Пока она разглагольствует о Швейцарском курорте, я, сидя на бетонном полу, размышляю на тему того, как отсюда выбраться. Не привлекая внимания, осматриваюсь по сторонам. Подмечаю детали. Старая плитка сложена пирамидками. Обшарпанные стены, всюду строительный хлам и разбросанные инструменты. Они-то как раз меня интересуют. Неподалеку, очень кстати, замечаю молоток.
— Но ты права, времени в обрез. Так что… сразу к делу. Марин, помнишь, да? Там, где не видно.
— Ага, — воодушевленно кивает та, и я сразу понимаю, что она собирается сделать.
Понимать-то понимаю, но среагировать и сгруппироваться не успеваю.
Ногой в живот — это очень по-женски, конечно…
— Ммм, — острая боль в желудке заставляет скрючиться и согнуться пополам.
— Я, Лисицына, не люблю, когда кто-то тянет руки к тому, что принадлежит МНЕ, — шипит Грановская. Словно змея. — Марин…
Не успеваю я отойти от первого удара, как Сивова добавляет мне новую порцию боли. Безжалостно. Жестоко. Преданно исполняя приказ кукловода.
Задыхаюсь. Давлюсь беззвучным кашлем. В этот раз получается отползти в сторону. Ближе к молотку. Снова скручиваюсь, чтобы перетерпеть. Хотя бы немножко…
— Мне тебя жаль, знаешь, — Ника приседает рядом.

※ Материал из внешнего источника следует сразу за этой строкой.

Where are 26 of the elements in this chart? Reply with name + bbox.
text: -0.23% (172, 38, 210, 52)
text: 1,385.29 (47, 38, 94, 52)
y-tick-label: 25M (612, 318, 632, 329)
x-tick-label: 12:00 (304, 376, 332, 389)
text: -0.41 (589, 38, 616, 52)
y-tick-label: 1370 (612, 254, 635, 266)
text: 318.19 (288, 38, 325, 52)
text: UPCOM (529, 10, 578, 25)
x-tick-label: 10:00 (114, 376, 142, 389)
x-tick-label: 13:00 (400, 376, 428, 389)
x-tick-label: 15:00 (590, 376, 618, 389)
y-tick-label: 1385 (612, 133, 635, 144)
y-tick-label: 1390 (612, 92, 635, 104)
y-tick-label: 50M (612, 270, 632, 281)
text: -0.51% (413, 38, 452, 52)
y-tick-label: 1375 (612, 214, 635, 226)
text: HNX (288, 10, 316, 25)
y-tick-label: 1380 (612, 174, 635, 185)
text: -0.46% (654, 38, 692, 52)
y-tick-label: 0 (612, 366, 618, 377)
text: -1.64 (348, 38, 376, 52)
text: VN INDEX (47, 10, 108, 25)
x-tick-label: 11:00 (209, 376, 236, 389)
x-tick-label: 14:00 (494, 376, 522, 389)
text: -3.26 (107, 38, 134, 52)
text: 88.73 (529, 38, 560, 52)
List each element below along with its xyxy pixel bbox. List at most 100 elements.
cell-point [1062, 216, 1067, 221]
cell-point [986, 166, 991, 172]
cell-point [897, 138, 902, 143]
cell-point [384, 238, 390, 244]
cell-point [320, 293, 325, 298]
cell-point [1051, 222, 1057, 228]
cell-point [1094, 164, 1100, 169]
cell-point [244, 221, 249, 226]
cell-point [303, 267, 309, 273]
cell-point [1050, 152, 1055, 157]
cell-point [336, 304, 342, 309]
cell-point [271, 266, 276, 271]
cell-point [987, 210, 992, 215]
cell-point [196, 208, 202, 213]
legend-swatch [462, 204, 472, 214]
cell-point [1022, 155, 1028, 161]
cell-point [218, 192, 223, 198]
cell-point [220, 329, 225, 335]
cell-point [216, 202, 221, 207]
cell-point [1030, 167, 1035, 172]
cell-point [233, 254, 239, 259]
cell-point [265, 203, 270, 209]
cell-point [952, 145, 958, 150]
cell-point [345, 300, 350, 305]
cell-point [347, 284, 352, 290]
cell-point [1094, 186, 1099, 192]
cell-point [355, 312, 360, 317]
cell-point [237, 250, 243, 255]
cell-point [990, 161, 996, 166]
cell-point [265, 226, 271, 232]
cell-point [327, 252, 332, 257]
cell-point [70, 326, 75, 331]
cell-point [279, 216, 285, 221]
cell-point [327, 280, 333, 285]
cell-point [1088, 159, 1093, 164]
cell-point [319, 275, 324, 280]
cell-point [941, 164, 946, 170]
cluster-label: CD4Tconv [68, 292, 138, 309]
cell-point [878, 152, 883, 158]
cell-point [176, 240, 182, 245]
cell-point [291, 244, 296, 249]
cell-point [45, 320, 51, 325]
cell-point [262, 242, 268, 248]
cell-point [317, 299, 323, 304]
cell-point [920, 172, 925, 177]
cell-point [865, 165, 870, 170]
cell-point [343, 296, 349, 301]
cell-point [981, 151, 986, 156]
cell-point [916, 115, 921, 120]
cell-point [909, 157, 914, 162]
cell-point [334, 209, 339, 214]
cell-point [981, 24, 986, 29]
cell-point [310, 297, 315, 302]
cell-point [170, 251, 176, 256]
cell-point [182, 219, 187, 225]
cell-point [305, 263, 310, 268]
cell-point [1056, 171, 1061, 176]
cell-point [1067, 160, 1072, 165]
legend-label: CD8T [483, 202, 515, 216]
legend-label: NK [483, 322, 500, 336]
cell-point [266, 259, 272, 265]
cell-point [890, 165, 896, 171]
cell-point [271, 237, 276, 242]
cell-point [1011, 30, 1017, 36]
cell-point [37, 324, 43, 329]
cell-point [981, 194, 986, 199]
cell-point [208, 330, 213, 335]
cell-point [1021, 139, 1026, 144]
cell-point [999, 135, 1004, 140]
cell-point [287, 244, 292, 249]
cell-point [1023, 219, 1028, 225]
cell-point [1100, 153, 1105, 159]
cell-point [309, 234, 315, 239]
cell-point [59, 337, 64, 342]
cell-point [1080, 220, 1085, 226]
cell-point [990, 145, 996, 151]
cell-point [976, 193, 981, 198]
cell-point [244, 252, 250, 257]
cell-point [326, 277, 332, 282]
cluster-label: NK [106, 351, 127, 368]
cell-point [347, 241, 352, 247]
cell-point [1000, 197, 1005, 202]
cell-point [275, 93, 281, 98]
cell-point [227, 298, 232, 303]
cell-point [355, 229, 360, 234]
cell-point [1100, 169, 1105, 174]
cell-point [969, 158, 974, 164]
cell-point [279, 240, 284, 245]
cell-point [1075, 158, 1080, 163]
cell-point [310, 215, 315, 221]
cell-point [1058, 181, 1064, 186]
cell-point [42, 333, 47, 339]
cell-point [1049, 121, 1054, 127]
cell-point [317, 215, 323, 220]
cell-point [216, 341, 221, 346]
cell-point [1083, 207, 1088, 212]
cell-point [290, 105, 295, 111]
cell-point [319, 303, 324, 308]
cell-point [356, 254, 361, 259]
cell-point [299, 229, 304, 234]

Я поворачиваю голову вправо и поднимаю на нее глаза. В полутьме, которую рассеивает луч фонаря, лежащего на полу, замечаю, что Вероника одета в бархатный черный костюм. Ее волосы собраны в хвост. На лице, как всегда, «полный парад». В руках нож-бабочка, который она виртуозно покручивает.
— Рому занесло в этот раз, но ты должна понимать, что тебе с ним ничего не светит, — она улыбается и качает головой. — Очередной спор. Очередная игрушка. Очередная шлюха. Что поделать — дурные мужские потребности.
— Шваль, нафантазировала уже себе наверно с три короба, — поддакивает Сивова.
— Марин, привяжи ее к трубе, — равнодушно обращается к ней Вероника.
Нет. Нет. Нет.
Я в панике. Сердце колотится как ненормальное. Привстаю на локтях, пытаюсь уползти.
— Молоток убери. Вон уже настремилась. Голову, похоже, решила тебе пробить.